Tribunal de commerce de Perpignan, le 22 janvier 2025, n°2025F00050

Le Tribunal de commerce de Perpignan, statuant le 22 janvier 2025, a prononcé la liquidation judiciaire simplifiée d’une société commerciale. Cette société, employant un salarié et exerçant une activité de vente de denrées alimentaires, avait déposé une déclaration de cessation des paiements le 16 janvier 2025. Convoquée en chambre du conseil, elle a été entendue par le tribunal. Après examen, ce dernier a constaté l’état de cessation des paiements et a retenu le bénéfice de la procédure de liquidation judiciaire simplifiée. La décision soulève la question des conditions d’application de ce régime dérogatoire et des conséquences de son prononcé. Le tribunal a accueilli la demande en prononçant la liquidation simplifiée et en désignant les organes de la procédure. Il importe d’analyser les critères justifiant le recours à cette procédure, puis d’en examiner les modalités pratiques de mise en œuvre.

**Les critères d’ouverture de la liquidation judiciaire simplifiée**

Le jugement applique strictement les conditions légales prévues pour le prononcé de la liquidation simplifiée. Le tribunal constate d’abord l’état de cessation des paiements, condition générale de toute ouverture d’une procédure collective. Il relève que l’entreprise “se trouve dans l’impossibilité de faire face à son passif exigible avec son actif disponible”. Cette constatation, fondée sur les informations recueillies et les pièces produites, est le préalable nécessaire à l’examen des conditions spécifiques de l’article D. 641-10 du code de commerce. Le tribunal estime ensuite que l’entreprise “répond aux dispositions prévues par l’article D 641-10 alinéa 2 dudit code”. Ce texte institue un régime simplifié pour les débiteurs dont l’actif est insuffisant pour couvrir les frais de la procédure, ou dont la situation ne justifie pas l’ouverture d’une liquidation classique. En l’espèce, la modestie des structures, avec un seul salarié, et l’absence apparente d’actifs substantiels permettent de présumer cette insuffisance. La décision illustre ainsi le contrôle sommaire opéré par le juge sur ces critères économiques.

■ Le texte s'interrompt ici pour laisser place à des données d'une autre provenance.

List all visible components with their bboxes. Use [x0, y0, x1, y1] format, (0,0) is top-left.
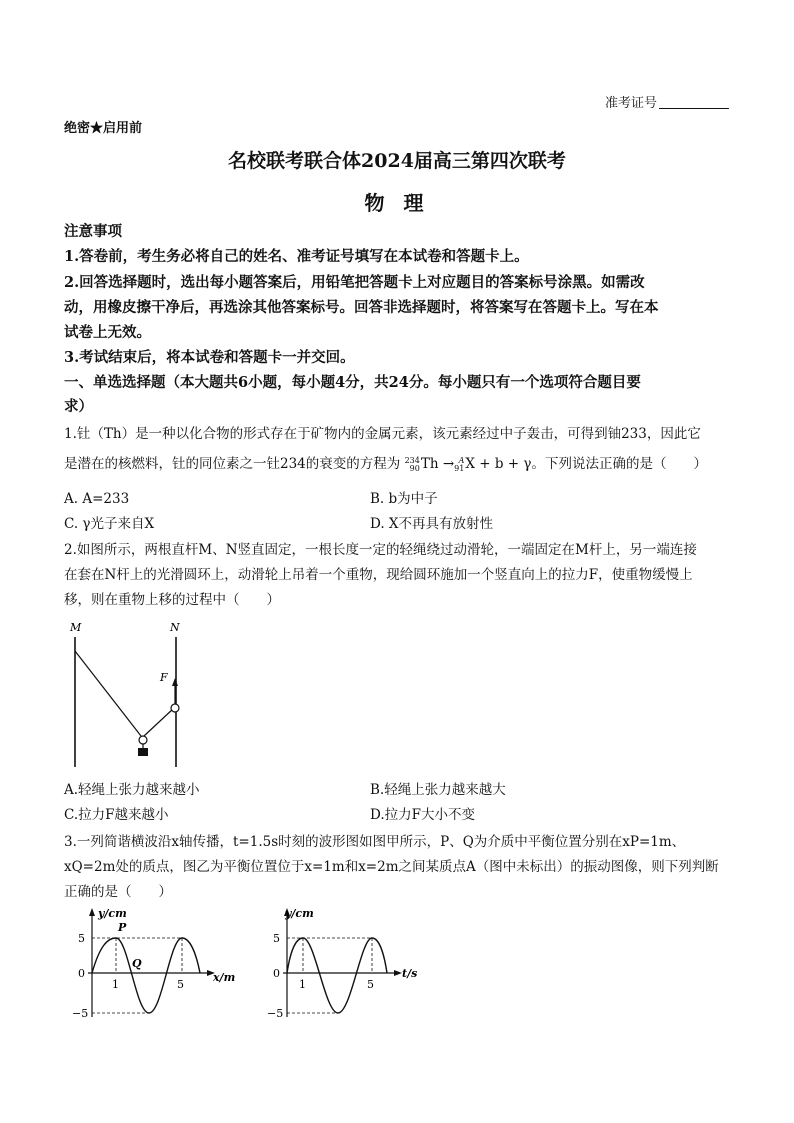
- q2-option-a: A.轻绳上张力越来越小: [64, 782, 200, 798]
- rope-left: [75, 651, 141, 736]
- x-tick-1: 1: [299, 978, 306, 991]
- x-axis-label: x/m: [213, 971, 236, 984]
- exam-id-field: [605, 92, 729, 111]
- pulley: [139, 736, 147, 744]
- q1-option-d: D. X不再具有放射性: [370, 516, 494, 532]
- q2-pulley-diagram: [64, 615, 204, 775]
- q1-line2-end: 。下列说法正确的是（ ）: [531, 456, 707, 472]
- q3-line1: 3.一列简谐横波沿x轴传播，t=1.5s时刻的波形图如图甲所示，P、Q为介质中平衡位置分别在xP=1m、: [64, 834, 686, 850]
- label-m: M: [70, 621, 82, 634]
- q3-line3: 正确的是（ ）: [64, 884, 172, 900]
- y-axis-label: y/cm: [285, 907, 314, 920]
- equation-tail: X + b + γ: [465, 456, 532, 472]
- q2-option-d: D.拉力F大小不变: [370, 807, 476, 823]
- x-atomic-number: 91: [454, 463, 465, 473]
- note-3: 3.考试结束后，将本试卷和答题卡一并交回。: [64, 349, 355, 366]
- exam-id-blank: [659, 95, 729, 109]
- th-nuclide-numbers: [405, 457, 420, 473]
- weight: [138, 748, 148, 756]
- th-atomic-number: 90: [409, 463, 420, 473]
- note-1: 1.答卷前，考生务必将自己的姓名、准考证号填写在本试卷和答题卡上。: [64, 248, 529, 265]
- y-tick-0: 0: [78, 967, 85, 980]
- q1-line1: 1.钍（Th）是一种以化合物的形式存在于矿物内的金属元素，该元素经过中子轰击，可得到铀233，因此它: [64, 426, 701, 442]
- rope-right: [144, 708, 174, 736]
- q2-option-b: B.轻绳上张力越来越大: [370, 782, 506, 798]
- q1-option-b: B. b为中子: [370, 491, 438, 507]
- q3-wave-graph: [70, 905, 245, 1025]
- x-nuclide-numbers: [454, 457, 464, 473]
- ring: [171, 704, 179, 712]
- y-tick-0: 0: [273, 967, 280, 980]
- note-2-line1: 2.回答选择题时，选出每小题答案后，用铅笔把答题卡上对应题目的答案标号涂黑。如需改: [64, 274, 645, 291]
- confidential-label: 绝密★启用前: [64, 121, 143, 136]
- q2-line2: 在套在N杆上的光滑圆环上，动滑轮上吊着一个重物，现给圆环施加一个竖直向上的拉力F，使重物缓慢上: [64, 567, 693, 583]
- x-tick-1: 1: [112, 978, 119, 991]
- x-mass-number: A: [458, 455, 465, 465]
- y-tick-neg5: −5: [72, 1007, 89, 1020]
- y-axis-label: y/cm: [98, 907, 127, 920]
- section-heading-line1: 一、单选选择题（本大题共6小题，每小题4分，共24分。每小题只有一个选项符合题目要: [64, 374, 641, 391]
- page-title: 名校联考联合体2024届高三第四次联考: [228, 150, 566, 172]
- q1-line2: [64, 454, 707, 474]
- q1-option-a: A. A=233: [64, 491, 130, 507]
- y-tick-5: 5: [78, 932, 85, 945]
- th-symbol: Th: [420, 456, 439, 472]
- y-axis-arrow: [89, 908, 95, 916]
- q3-vibration-graph: [265, 905, 425, 1025]
- label-n: N: [170, 621, 180, 634]
- wave-curve: [92, 938, 200, 1013]
- point-p-label: P: [118, 921, 127, 934]
- x-axis-arrow: [394, 970, 402, 976]
- x-axis-label: t/s: [402, 967, 418, 980]
- force-arrow-head: [172, 678, 178, 686]
- point-q-label: Q: [132, 957, 142, 970]
- q1-line2-text: 是潜在的核燃料，钍的同位素之一钍234的衰变的方程为: [64, 456, 401, 472]
- note-2-line3: 试卷上无效。: [64, 324, 151, 341]
- q2-line3: 移，则在重物上移的过程中（ ）: [64, 592, 280, 608]
- th-mass-number: 234: [404, 455, 420, 465]
- subject-title: 物 理: [364, 191, 430, 215]
- note-2-line2: 动，用橡皮擦干净后，再选涂其他答案标号。回答非选择题时，将答案写在答题卡上。写在本: [64, 299, 659, 316]
- y-tick-5: 5: [273, 932, 280, 945]
- y-tick-neg5: −5: [267, 1007, 284, 1020]
- section-heading-line2: 求）: [64, 398, 93, 415]
- q3-line2: xQ=2m处的质点，图乙为平衡位置位于x=1m和x=2m之间某质点A（图中未标出）的振动图像，则下列判断: [64, 859, 719, 875]
- x-tick-5: 5: [367, 978, 374, 991]
- x-tick-5: 5: [177, 978, 184, 991]
- exam-id-label: 准考证号: [605, 96, 658, 111]
- label-f: F: [160, 671, 168, 684]
- notes-heading: 注意事项: [64, 223, 122, 240]
- q2-line1: 2.如图所示，两根直杆M、N竖直固定，一根长度一定的轻绳绕过动滑轮，一端固定在M杆上，另一端连接: [64, 542, 697, 558]
- q1-option-c: C. γ光子来自X: [64, 516, 155, 532]
- q2-option-c: C.拉力F越来越小: [64, 807, 169, 823]
- reaction-arrow: →: [442, 456, 455, 472]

Elle évite un formalisme excessif pour des situations sans espoir de redressement, conformément à l’objectif de célérité et d’économie procédurale.

**Les modalités d’exécution de la procédure simplifiée**

Le dispositif du jugement détaille les mesures pratiques découlant du prononcé de la liquidation simplifiée. L’application de l’article L. 641-2 du code de commerce entraîne une procédure accélérée et allégée. Le tribunal fixe ainsi des délais raccourcis pour les opérations de liquidation. Il ordonne que “le liquidateur procédera à la vente des biens du débiteur de gré à gré ou aux enchères publiques dans les quatre mois de la présente décision”. Il précise également que “la clôture de la procédure devra être examinée par le tribunal” dans un délai de douze mois. Ces délais contraignants visent à éviter la prolongation d’une procédure sans perspective pour les créanciers. Par ailleurs, le jugement organise les obligations du débiteur et des organes de la procédure avec un formalisme réduit. Il impose au débiteur de remettre sans délai la liste des créanciers au liquidateur et de coopérer sous peine de sanctions. Il commet un commissaire de justice pour un inventaire simplifié, devant mentionner “le solde des comptes bancaires ainsi que la présence d’actifs immobiliers”. Cette mesure permet une évaluation rapide du patrimoine. La désignation d’un représentant des salariés est également prévue, mais selon une procédure adaptée. L’ensemble témoigne d’une volonté d’efficacité, tout en préservant les droits essentiels des parties concernées.

Source : Cour de cassation – Base Open Data « Judilibre » & « Légifrance ».